Maybe they held the line on ticket prices because they foresee no change in their current budget, or as a concession to the staggering economy. Maybe they retained the status quo because they sense that the backlash over head coach Dick Jauron left them no other choice. The reason is immaterial. What matters is that a ticket to a Buffalo Bills home game — at least the ones played in Orchard Park — remains one of the premier values in major pro sports.
The NFL has it all over its competition when it comes to bang for the buck. As a result, the Bills, with one of the lowest average ticket prices in the league, rank as one of the best buys in the country, nine straight non-playoff seasons notwithstanding.
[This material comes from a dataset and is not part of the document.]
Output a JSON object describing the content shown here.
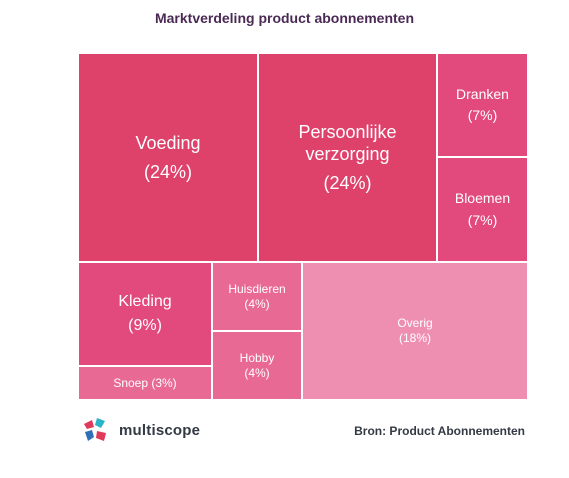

It’s the length of schedule that sets the NFL apart, the per-game importance. If the Bills lose their opener, there’s ground to make up and only 15 more games to do it. Not so in the NHL, the NBA, and certainly not Major League Baseball, where the 162- game journey sinks into mind-numbing tedium.
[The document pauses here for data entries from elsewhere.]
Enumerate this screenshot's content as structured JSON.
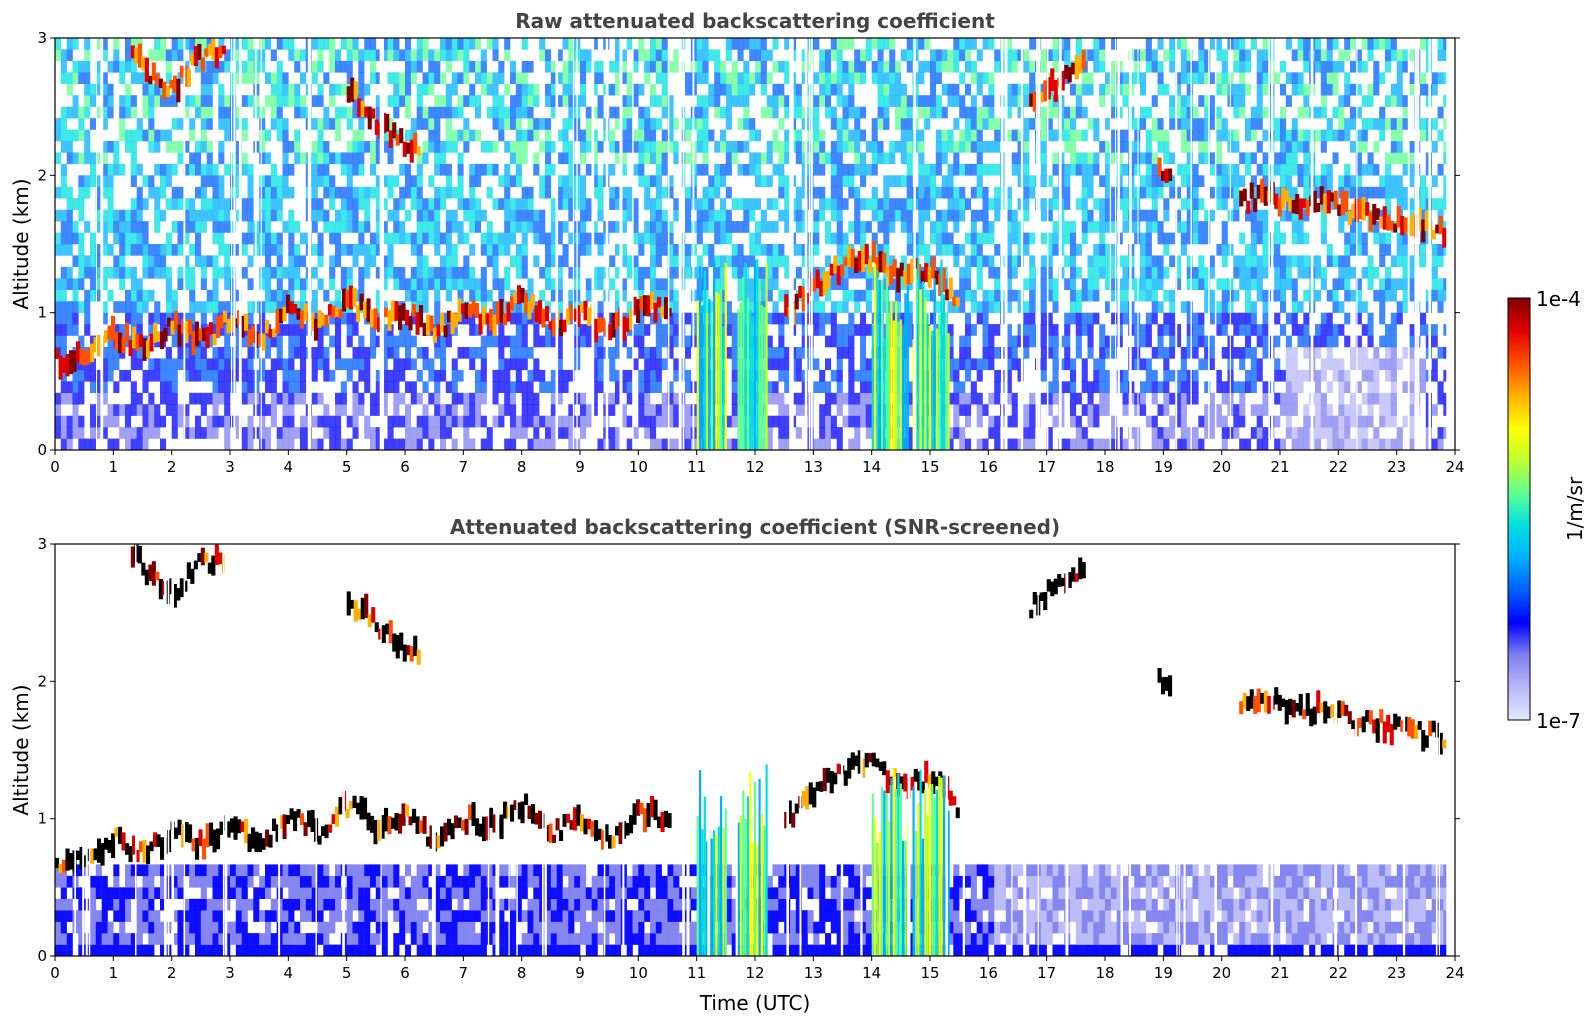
{
  "chart_data": [
    {
      "type": "heatmap",
      "title": "Raw attenuated backscattering coefficient",
      "xlabel": "",
      "ylabel": "Altitude (km)",
      "xlim": [
        0,
        24
      ],
      "ylim": [
        0,
        3
      ],
      "xticks": [
        "0",
        "1",
        "2",
        "3",
        "4",
        "5",
        "6",
        "7",
        "8",
        "9",
        "10",
        "11",
        "12",
        "13",
        "14",
        "15",
        "16",
        "17",
        "18",
        "19",
        "20",
        "21",
        "22",
        "23",
        "24"
      ],
      "yticks": [
        "0",
        "1",
        "2",
        "3"
      ],
      "features": [
        {
          "kind": "cloud_layer",
          "x": [
            0.0,
            0.5,
            1.0,
            1.5,
            2.0,
            2.5,
            3.0,
            3.5,
            4.0,
            4.5,
            5.0,
            5.5,
            6.0,
            6.5,
            7.0,
            7.5,
            8.0,
            8.5,
            9.0,
            9.5,
            10.0,
            10.5
          ],
          "y": [
            0.65,
            0.7,
            0.85,
            0.75,
            0.9,
            0.8,
            0.95,
            0.8,
            1.05,
            0.9,
            1.1,
            0.95,
            1.0,
            0.85,
            1.0,
            0.95,
            1.1,
            0.9,
            1.0,
            0.85,
            1.05,
            1.0
          ]
        },
        {
          "kind": "cloud_layer",
          "x": [
            12.5,
            13.0,
            13.5,
            14.0,
            14.5,
            15.0,
            15.5
          ],
          "y": [
            1.0,
            1.2,
            1.35,
            1.4,
            1.25,
            1.3,
            1.05
          ]
        },
        {
          "kind": "cloud_layer",
          "x": [
            20.3,
            20.8,
            21.3,
            21.8,
            22.3,
            22.8,
            23.3,
            23.8
          ],
          "y": [
            1.82,
            1.85,
            1.78,
            1.8,
            1.72,
            1.68,
            1.63,
            1.6
          ]
        },
        {
          "kind": "cloud_layer",
          "x": [
            1.3,
            1.6,
            2.0,
            2.4,
            2.9
          ],
          "y": [
            2.95,
            2.75,
            2.62,
            2.85,
            2.9
          ]
        },
        {
          "kind": "cloud_layer",
          "x": [
            5.0,
            5.3,
            5.6,
            5.9,
            6.2
          ],
          "y": [
            2.6,
            2.5,
            2.35,
            2.25,
            2.22
          ]
        },
        {
          "kind": "cloud_layer",
          "x": [
            16.7,
            17.0,
            17.3,
            17.6
          ],
          "y": [
            2.55,
            2.65,
            2.7,
            2.8
          ]
        },
        {
          "kind": "cloud_layer",
          "x": [
            18.9,
            19.1
          ],
          "y": [
            2.05,
            1.95
          ]
        }
      ]
    },
    {
      "type": "heatmap",
      "title": "Attenuated backscattering coefficient (SNR-screened)",
      "xlabel": "Time (UTC)",
      "ylabel": "Altitude (km)",
      "xlim": [
        0,
        24
      ],
      "ylim": [
        0,
        3
      ],
      "xticks": [
        "0",
        "1",
        "2",
        "3",
        "4",
        "5",
        "6",
        "7",
        "8",
        "9",
        "10",
        "11",
        "12",
        "13",
        "14",
        "15",
        "16",
        "17",
        "18",
        "19",
        "20",
        "21",
        "22",
        "23",
        "24"
      ],
      "yticks": [
        "0",
        "1",
        "2",
        "3"
      ]
    }
  ],
  "colorbar": {
    "label": "1/m/sr",
    "max_label": "1e-4",
    "min_label": "1e-7",
    "colors": [
      "#e8e8fb",
      "#b8b8f8",
      "#8080f0",
      "#0000ff",
      "#0060ff",
      "#00b0ff",
      "#00e0e0",
      "#60ff90",
      "#c0ff30",
      "#ffff00",
      "#ffb000",
      "#ff5000",
      "#e00000",
      "#800000"
    ]
  }
}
There are no Dog Days in pro football. Absent are the stretches of four games in six nights that undermine the quality of the product, as is the case in the NHL and the NBA. Unlike baseball, you won’t go to an NFL game and learn that the star player you’ve come to see has decided to sit this one out for no other reason than to rest up.
The highest-priced tickets for a Bills game in the “regular seating bowl” go for $77 walk-up, $70 as part of a season ticket package. For that you sit between the goal lines. And at the end of the day you have a pretty good idea how the result may impact the remainder of the season.